Doch wie immer in der Branche gibt es eine Ausnahme. Und wie - fast - immer heißt sie Ryanair. Der irische Billigflugprimus hat heute einen Auftrag über 75 neue Max-Maschinen mit einem offiziellen Wert von 9,5 Milliarden Dollar abgeschlossen. Und das obwohl der Preisbrecher bereits 135 Exemplare des gleichen Typs in den Auftragsbüchern von Boeing stehen hat. Und als ob das nicht genug wäre, kündigte er gleich einen weiteren Abschluss an. „Wir reden nur noch über ein paar Kleinigkeiten“ avisierte O’Leary den Kauf eines größeren Max-Modells vom Typ 737-10.

Wer die Iren und besonders ihren krawalligen Chef Michael O’Leary näher kennt, der hat den Milliarden-Deal erwartet. Nicht nur, dass der für seine karierten Hemden und derbe Worte bekannte 59-Jährige immer wieder Andeutungen machte. „Die Form passt so gut zu Ryanair wie die Flüche zu Michael“, so ein Branchenkenner. Denn hinter dem Abschluss steckt eine kühle Kalkulation, die aus gleich drei Gründen so typisch Ryanair ist, dass sie wohl kein Wettbewerber so eingehen würde.

1. Aufmerksamkeit ist alles

Mit dem Deal sichert sich Ryanair eine breite und vor allem positive Öffentlichkeit. Die Linie zeigt Kunden und Konkurrenten: Wir sind der gesunde Anbieter in einer angeschlagenen Branche. Wir können mal eben einen Betrag in Höhe unseres Jahresumsatzes auf den Kopf hauen wo die von Übervorsichtigen geführten Konkurrenten jeden Cent zusammenhalten müssen.

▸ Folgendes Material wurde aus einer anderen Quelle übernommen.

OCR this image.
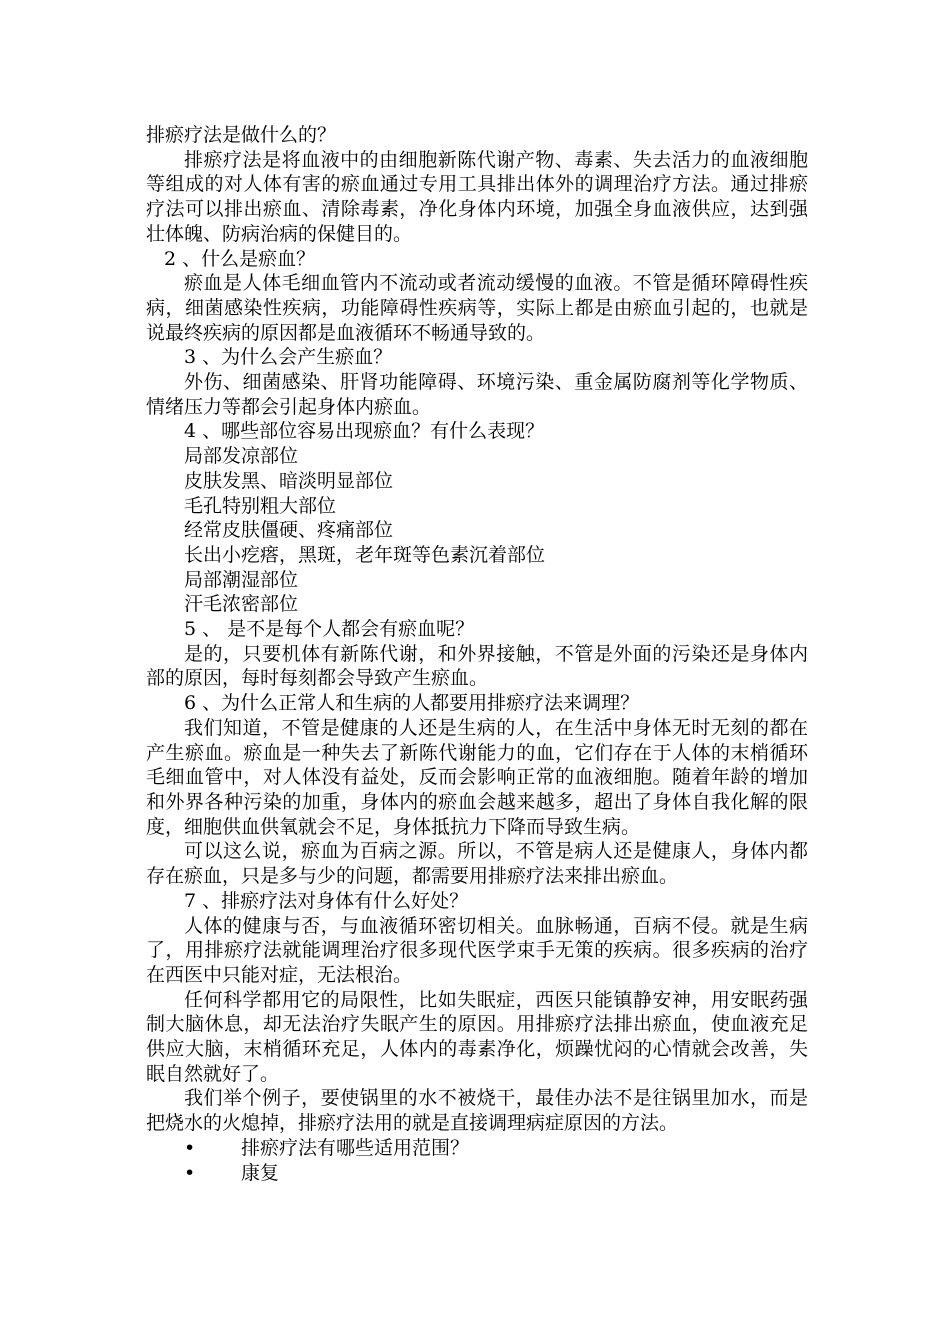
排瘀疗法是做什么的？

排瘀疗法是将血液中的由细胞新陈代谢产物、毒素、失去活力的血液细胞等组成的对人体有害的瘀血通过专用工具排出体外的调理治疗方法。通过排瘀疗法可以排出瘀血、清除毒素，净化身体内环境，加强全身血液供应，达到强壮体魄、防病治病的保健目的。

2 、什么是瘀血？

瘀血是人体毛细血管内不流动或者流动缓慢的血液。不管是循环障碍性疾病，细菌感染性疾病，功能障碍性疾病等，实际上都是由瘀血引起的，也就是说最终疾病的原因都是血液循环不畅通导致的。

3 、为什么会产生瘀血？

外伤、细菌感染、肝肾功能障碍、环境污染、重金属防腐剂等化学物质、情绪压力等都会引起身体内瘀血。

4 、哪些部位容易出现瘀血？有什么表现？

局部发凉部位

皮肤发黑、暗淡明显部位

毛孔特别粗大部位

经常皮肤僵硬、疼痛部位

长出小疙瘩，黑斑，老年斑等色素沉着部位

局部潮湿部位

汗毛浓密部位

5 、 是不是每个人都会有瘀血呢？

是的，只要机体有新陈代谢，和外界接触，不管是外面的污染还是身体内部的原因，每时每刻都会导致产生瘀血。

6 、为什么正常人和生病的人都要用排瘀疗法来调理？

我们知道，不管是健康的人还是生病的人，在生活中身体无时无刻的都在产生瘀血。瘀血是一种失去了新陈代谢能力的血，它们存在于人体的末梢循环毛细血管中，对人体没有益处，反而会影响正常的血液细胞。随着年龄的增加和外界各种污染的加重，身体内的瘀血会越来越多，超出了身体自我化解的限度，细胞供血供氧就会不足，身体抵抗力下降而导致生病。

可以这么说，瘀血为百病之源。所以，不管是病人还是健康人，身体内都存在瘀血，只是多与少的问题，都需要用排瘀疗法来排出瘀血。

7 、排瘀疗法对身体有什么好处？

人体的健康与否，与血液循环密切相关。血脉畅通，百病不侵。就是生病了，用排瘀疗法就能调理治疗很多现代医学束手无策的疾病。很多疾病的治疗在西医中只能对症，无法根治。

任何科学都用它的局限性，比如失眠症，西医只能镇静安神，用安眠药强制大脑休息，却无法治疗失眠产生的原因。用排瘀疗法排出瘀血，使血液充足供应大脑，末梢循环充足，人体内的毒素净化，烦躁忧闷的心情就会改善，失眠自然就好了。

我们举个例子，要使锅里的水不被烧干，最佳办法不是往锅里加水，而是把烧水的火熄掉，排瘀疗法用的就是直接调理病症原因的方法。

•	排瘀疗法有哪些适用范围？
•	康复
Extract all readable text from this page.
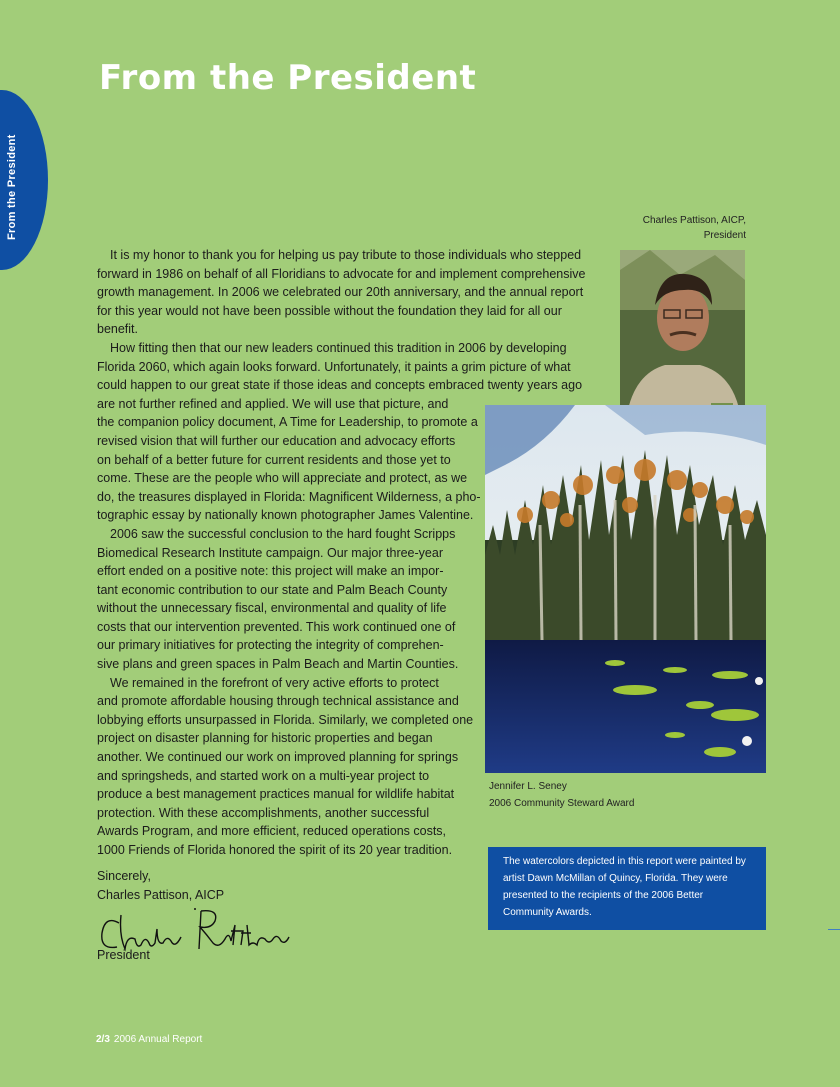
From the President
From the President
Charles Pattison, AICP,
President
Jennifer L. Seney
2006 Community Steward Award
The watercolors depicted in this report were painted by artist Dawn McMillan of Quincy, Florida. They were presented to the recipients of the 2006 Better Community Awards.
It is my honor to thank you for helping us pay tribute to those individuals who stepped
forward in 1986 on behalf of all Floridians to advocate for and implement comprehensive
growth management. In 2006 we celebrated our 20th anniversary, and the annual report
for this year would not have been possible without the foundation they laid for all our
benefit.
How fitting then that our new leaders continued this tradition in 2006 by developing
Florida 2060, which again looks forward. Unfortunately, it paints a grim picture of what
could happen to our great state if those ideas and concepts embraced twenty years ago
are not further refined and applied. We will use that picture, and
the companion policy document, A Time for Leadership, to promote a
revised vision that will further our education and advocacy efforts
on behalf of a better future for current residents and those yet to
come. These are the people who will appreciate and protect, as we
do, the treasures displayed in Florida: Magnificent Wilderness, a pho-
tographic essay by nationally known photographer James Valentine.
2006 saw the successful conclusion to the hard fought Scripps
Biomedical Research Institute campaign. Our major three-year
effort ended on a positive note: this project will make an impor-
tant economic contribution to our state and Palm Beach County
without the unnecessary fiscal, environmental and quality of life
costs that our intervention prevented. This work continued one of
our primary initiatives for protecting the integrity of comprehen-
sive plans and green spaces in Palm Beach and Martin Counties.
We remained in the forefront of very active efforts to protect
and promote affordable housing through technical assistance and
lobbying efforts unsurpassed in Florida. Similarly, we completed one
project on disaster planning for historic properties and began
another. We continued our work on improved planning for springs
and springsheds, and started work on a multi-year project to
produce a best management practices manual for wildlife habitat
protection. With these accomplishments, another successful
Awards Program, and more efficient, reduced operations costs,
1000 Friends of Florida honored the spirit of its 20 year tradition.
Sincerely,
Charles Pattison, AICP
President
2/3 2006 Annual Report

Das wirkt anziehender als die jüngsten Nachrichten von Easyjet, die nun auch das Handgepäck beschränkt. Oder von Lufthansa, die sich heute freute, sie habe über Weihnachten auf manchen Strecken wie zu den finnischen Wintersportparadiesen Italo, Kuusamo sowie Kittilä vier Mal so viele Buchungen wie im Advent. Obwohl jeder ahnt, dass es ab Neujahr wieder abwärts geht.

Und - so der zweite Teil der unterschwelligen Botschaft - wir haben das Geschäft im Griff, wir fliegen und wachsen. „Wir werden die Erholung der Branche anführen“, sagte O’Leary heute auf einer Pressekonferenz zum Kauf in der US-Hauptstadt Washington. „Wir wollen die neuen Jets ab dem Frühjahr und so schnell es geht, damit wir in fünf Jahren 600 Flugzeuge und 200 Millionen Passagiere haben.“ Das wären dann ein Drittel mehr als im bisherigen Rekordjahr 2019.

Zum Vergleich: Der Luftfahrtverband Iata erwartet, dass die Branche 2025 insgesamt auf bestenfalls 90 Prozent des Vorkrisenniveaus kommt.

2. Der beste Deal der Branche auf Kosten anderer

In der Flugbranche gibt es einen alten Kalauer. „Es gibt Lügen, verdammte Lügen - und Listenpreise.“ Das galt wahrscheinlich niemals zuvor mehr als bei dem heutigen Deal. So können Ryanair und Boeing einen Kaufpreis von 9,1 Milliarden rausschreien, der tatsächlich gezahlte Betrag ist wohl nicht mal die Hälfte, sondern unterm Strich noch deutlich weniger.

Schon in guten Zeiten, als die Hersteller weniger Jets bauen konnten als die Airlines kaufen wollten, gab es für Großbesteller bis zu 50 Prozent Rabatt. In Krisenzeiten ist es noch mehr. Besonders Ryanair nützt dann die Schwäche seiner Partner, egal ob es um Gehaltssenkungen für Beschäftigte, Gebührenrabatte an Flughäfen oder eben einen Nachlass beim weltgrößten Luftfahrtkonzern Boeing geht. In der Krise nach den Terroranschlägen des 11. September 2001 überwies Ryanair dem Vernehmen nach nur gut 40 Prozent des offiziellen Listenpreises. „Und jetzt haben die wahrscheinlich bestenfalls nur ein Drittel der 9,5 Milliarden gezahlt, weil Boeing froh war, dass nach den mehreren hundert Stornos endlich eine namhafte Airline eine nennenswerte Menge an Max-Jets kauft“, so ein Flugzeugfinanzierer.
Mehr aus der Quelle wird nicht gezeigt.